Vi scrivo per segnalare ai
compagni e ai proletari che hanno a cuore i rivoluzionari prigionieri, le
volgari strumentalizzazioni a cui di recente è stata oggetto la compagna
Diana Blefari, e per respingerle energicamente. Esse, una volta di più,
sottolineano l’importanza dell’intervento solidale di classe anche in
riferimento a situazioni e problematiche obiettivamente delicate e
complesse, affinché non diventino materia di odiose speculazioni da parte
della borghesia.
Un intervento a cui vi chiedo di contribuire con la pubblicazione di queste
righe.
Nel corso di questo mese, sull’onda di una denuncia pubblica di un esponente
del Prc locale in merito alla situazione della sezione 41bis femminile del
carcere dell’Aquila, e in specifico delle condizioni della militante
rivoluzionaria Diana Blefari, gli organi televisivi e di stampa
prevalentemente abruzzesi, hanno dato vita a una breve ma intensa campagna i
cui contenuti degradanti, celati sotto il velo di motivazioni umanitarie,
hanno di fatto costituito un affronto per l’identità rivoluzionaria dei
militanti prigionieri e tanto più grave in quanto si è realizzata una
speculazione su una situazione delicata.
Tale campagna, potendo giovarsi della condizione di segregazione e di
relativo silenzio delle prigioniere in 41bis, ha preteso di trattarne alcune
alla stregua di oggetti inerti, dei quali poterne divulgare un’immagine che,
partendo dal disconoscimento di qualsiasi loro soggettività e proseguendo
avventurandosi in abusate quanto morbose diagnosi sul loro stato
d’equilibrio psichico, in sostanza disinnescasse la valenza politica della
figura del rivoluzionario prigioniero, rendendole passibili di pubblica
commiserazione, e costruisse una condizione politica per l’ammissibilità di
un “gesto umanitario” da parte di chi può decidere del regime di prigionia.
In pratica questa operazione mediatica oltre a perseguire i consueti scopi
denigratori, è servita a mistificare le responsabilità istituzionali
dell’aberrante condizione del carcere duro, e della segregazione che impone,
per chi, come la compagna Diana Blefari, già antecedentemente alla sua
applicazione, non usciva più di cella e rifiutava di incontrare chiunque.

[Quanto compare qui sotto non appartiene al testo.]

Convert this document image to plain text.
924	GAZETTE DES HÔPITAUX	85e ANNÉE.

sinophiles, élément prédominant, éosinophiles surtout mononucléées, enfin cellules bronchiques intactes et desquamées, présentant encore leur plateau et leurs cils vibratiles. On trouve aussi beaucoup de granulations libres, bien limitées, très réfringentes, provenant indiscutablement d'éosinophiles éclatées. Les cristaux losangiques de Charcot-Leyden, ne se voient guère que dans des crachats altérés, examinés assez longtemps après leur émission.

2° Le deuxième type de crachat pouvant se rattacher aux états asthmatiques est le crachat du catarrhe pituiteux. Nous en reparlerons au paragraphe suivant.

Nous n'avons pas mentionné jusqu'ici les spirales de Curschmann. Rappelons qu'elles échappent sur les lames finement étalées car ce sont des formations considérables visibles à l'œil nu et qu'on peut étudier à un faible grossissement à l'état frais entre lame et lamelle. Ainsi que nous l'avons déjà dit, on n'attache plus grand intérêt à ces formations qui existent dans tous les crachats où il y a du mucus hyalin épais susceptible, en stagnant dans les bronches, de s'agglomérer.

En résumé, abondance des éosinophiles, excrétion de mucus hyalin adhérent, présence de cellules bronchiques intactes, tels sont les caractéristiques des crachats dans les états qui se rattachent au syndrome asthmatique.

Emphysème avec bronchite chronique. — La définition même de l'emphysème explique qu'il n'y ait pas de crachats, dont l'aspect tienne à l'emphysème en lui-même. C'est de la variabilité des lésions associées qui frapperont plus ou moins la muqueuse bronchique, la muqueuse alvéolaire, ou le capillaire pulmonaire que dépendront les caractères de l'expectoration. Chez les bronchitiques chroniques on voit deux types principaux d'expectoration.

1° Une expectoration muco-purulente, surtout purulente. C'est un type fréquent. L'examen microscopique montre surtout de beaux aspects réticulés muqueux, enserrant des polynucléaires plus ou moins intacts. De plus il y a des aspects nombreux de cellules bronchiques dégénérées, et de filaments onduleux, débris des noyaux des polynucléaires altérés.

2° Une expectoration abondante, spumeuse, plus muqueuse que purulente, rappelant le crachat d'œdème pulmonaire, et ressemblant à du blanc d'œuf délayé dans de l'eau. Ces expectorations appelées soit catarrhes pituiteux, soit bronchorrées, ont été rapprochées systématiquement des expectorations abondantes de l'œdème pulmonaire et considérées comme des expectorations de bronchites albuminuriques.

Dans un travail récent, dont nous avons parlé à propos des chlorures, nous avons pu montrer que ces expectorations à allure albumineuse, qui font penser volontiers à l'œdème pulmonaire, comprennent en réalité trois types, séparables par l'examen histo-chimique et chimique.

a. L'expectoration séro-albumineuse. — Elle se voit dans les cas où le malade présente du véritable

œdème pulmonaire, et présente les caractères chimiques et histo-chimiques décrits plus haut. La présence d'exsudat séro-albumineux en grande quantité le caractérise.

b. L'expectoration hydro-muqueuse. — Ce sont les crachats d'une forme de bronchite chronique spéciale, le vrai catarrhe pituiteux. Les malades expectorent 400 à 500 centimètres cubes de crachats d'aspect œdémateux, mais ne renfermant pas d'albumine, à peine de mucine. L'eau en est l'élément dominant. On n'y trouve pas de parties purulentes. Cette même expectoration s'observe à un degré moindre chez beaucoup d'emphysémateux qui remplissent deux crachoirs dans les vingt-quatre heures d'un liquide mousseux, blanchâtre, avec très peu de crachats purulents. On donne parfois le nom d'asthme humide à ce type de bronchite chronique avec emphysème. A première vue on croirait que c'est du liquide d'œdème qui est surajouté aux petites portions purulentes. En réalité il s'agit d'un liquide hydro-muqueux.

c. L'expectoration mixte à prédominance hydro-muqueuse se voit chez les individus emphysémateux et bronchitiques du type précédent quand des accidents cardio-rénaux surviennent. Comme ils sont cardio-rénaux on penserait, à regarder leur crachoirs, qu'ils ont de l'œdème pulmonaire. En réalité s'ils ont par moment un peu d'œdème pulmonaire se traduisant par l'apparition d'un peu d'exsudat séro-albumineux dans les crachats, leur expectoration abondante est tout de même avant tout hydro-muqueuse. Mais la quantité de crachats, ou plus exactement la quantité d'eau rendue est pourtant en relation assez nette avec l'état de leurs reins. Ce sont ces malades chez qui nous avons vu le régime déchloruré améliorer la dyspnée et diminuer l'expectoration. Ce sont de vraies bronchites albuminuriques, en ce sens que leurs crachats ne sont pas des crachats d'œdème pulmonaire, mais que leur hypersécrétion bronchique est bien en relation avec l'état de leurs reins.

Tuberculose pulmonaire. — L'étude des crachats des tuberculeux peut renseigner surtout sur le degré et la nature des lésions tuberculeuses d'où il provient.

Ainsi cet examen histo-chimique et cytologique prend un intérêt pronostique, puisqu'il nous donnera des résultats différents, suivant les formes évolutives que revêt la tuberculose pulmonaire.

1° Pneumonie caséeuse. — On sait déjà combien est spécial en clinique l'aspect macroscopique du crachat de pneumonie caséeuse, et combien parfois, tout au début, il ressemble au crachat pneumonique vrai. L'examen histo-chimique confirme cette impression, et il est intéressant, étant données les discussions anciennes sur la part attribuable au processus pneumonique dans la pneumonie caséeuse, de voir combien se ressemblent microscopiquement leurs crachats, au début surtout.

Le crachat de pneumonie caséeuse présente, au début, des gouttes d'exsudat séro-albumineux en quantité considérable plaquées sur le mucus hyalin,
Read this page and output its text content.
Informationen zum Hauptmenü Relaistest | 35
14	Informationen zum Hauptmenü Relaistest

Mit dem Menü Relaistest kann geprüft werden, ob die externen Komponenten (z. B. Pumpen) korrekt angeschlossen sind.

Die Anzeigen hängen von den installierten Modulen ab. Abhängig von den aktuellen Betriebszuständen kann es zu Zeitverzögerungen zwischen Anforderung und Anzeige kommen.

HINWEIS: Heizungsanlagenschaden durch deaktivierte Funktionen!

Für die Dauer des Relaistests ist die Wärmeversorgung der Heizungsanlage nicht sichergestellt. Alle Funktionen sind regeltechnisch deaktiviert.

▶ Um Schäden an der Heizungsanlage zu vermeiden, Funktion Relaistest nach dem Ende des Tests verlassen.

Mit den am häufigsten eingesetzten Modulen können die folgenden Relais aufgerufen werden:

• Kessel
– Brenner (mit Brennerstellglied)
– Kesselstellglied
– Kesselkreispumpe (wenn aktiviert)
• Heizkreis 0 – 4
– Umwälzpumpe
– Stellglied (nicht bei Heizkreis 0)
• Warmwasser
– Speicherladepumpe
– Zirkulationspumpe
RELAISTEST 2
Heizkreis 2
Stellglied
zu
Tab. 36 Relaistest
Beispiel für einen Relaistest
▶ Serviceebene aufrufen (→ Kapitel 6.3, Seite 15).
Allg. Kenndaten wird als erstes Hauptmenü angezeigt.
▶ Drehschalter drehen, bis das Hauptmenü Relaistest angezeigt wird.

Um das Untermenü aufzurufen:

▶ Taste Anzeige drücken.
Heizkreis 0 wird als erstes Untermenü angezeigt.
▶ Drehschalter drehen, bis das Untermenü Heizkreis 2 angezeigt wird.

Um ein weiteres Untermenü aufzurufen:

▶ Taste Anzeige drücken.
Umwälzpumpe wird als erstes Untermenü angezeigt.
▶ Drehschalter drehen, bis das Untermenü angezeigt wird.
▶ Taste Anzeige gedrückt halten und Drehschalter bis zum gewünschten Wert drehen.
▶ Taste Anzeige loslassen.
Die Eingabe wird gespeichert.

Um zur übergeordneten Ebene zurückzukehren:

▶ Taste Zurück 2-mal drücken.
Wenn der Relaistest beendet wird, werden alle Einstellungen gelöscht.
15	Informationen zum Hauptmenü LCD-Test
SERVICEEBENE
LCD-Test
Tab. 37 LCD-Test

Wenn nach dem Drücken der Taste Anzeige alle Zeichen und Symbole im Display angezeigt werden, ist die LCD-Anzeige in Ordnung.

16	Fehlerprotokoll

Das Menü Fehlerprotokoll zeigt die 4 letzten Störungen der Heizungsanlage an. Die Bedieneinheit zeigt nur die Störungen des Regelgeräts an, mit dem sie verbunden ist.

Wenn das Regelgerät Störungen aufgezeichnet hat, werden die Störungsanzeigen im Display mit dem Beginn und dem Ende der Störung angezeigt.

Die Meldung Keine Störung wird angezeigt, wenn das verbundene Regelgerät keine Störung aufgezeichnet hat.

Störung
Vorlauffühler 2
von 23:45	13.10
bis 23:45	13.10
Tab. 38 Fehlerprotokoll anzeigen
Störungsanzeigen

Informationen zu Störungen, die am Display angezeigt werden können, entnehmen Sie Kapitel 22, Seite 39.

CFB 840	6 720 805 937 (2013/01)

Un comportamento di per sé indice della necessità di intervenire rapidamente
per evitare compromissioni dell’equilibrio psichico e, per chi ne ha il
potere, quantomeno revocando la misura per porre termine ai suoi effetti
strutturalmente patogeni. Uno stato delle cose scandaloso che si protrae da
molti mesi, del quale, in particolare con questa manovra politico-mediatica,
lo schieramento borghese che a vario titolo si ritrova a misurarsi con la
gestione delle scelte pregresse dell’esecutivo a riguardo, ne fronteggia le
implicazioni contraddittorie affinché non arrechino pregiudizio agli
indichiarabili ma permanenti obiettivi di annientamento dell’identità
politica dei prigionieri proprio ora che l’adozione del 41bis li formalizza
sul piano giuridico.
Contro queste manovre mi preme ribadire che il solo sostegno apprezzabile
per i prigionieri anche in questa circostanza delicata, resta sempre e
soltanto quello della solidarietà di classe, l’unica in grado di esprimere e
restituire quel senso di profonda dignità umana di cui è capace solo chi
deve combattere ogni giorno per farla valere e che, riconoscendo nelle
figure dei prigionieri rivoluzionari la rappresentazione delle proprie
istanze di liberazione dallo sfruttamento e dal dominio della borghesia,
resta sempre saldo nel rispetto e nella vicinanza a chi, sottoposto alla
prigionia e all’isolamento dai propri compagni di lotta e di vita, può anche
smarrirsi e aver bisogno di ritrovarsi, al riparo da possibili coartazioni e
da sconsiderate ingerenze. A questa solidarietà andrà sempre la più sentita
gratitudine di tutti i prigionieri rivoluzionari.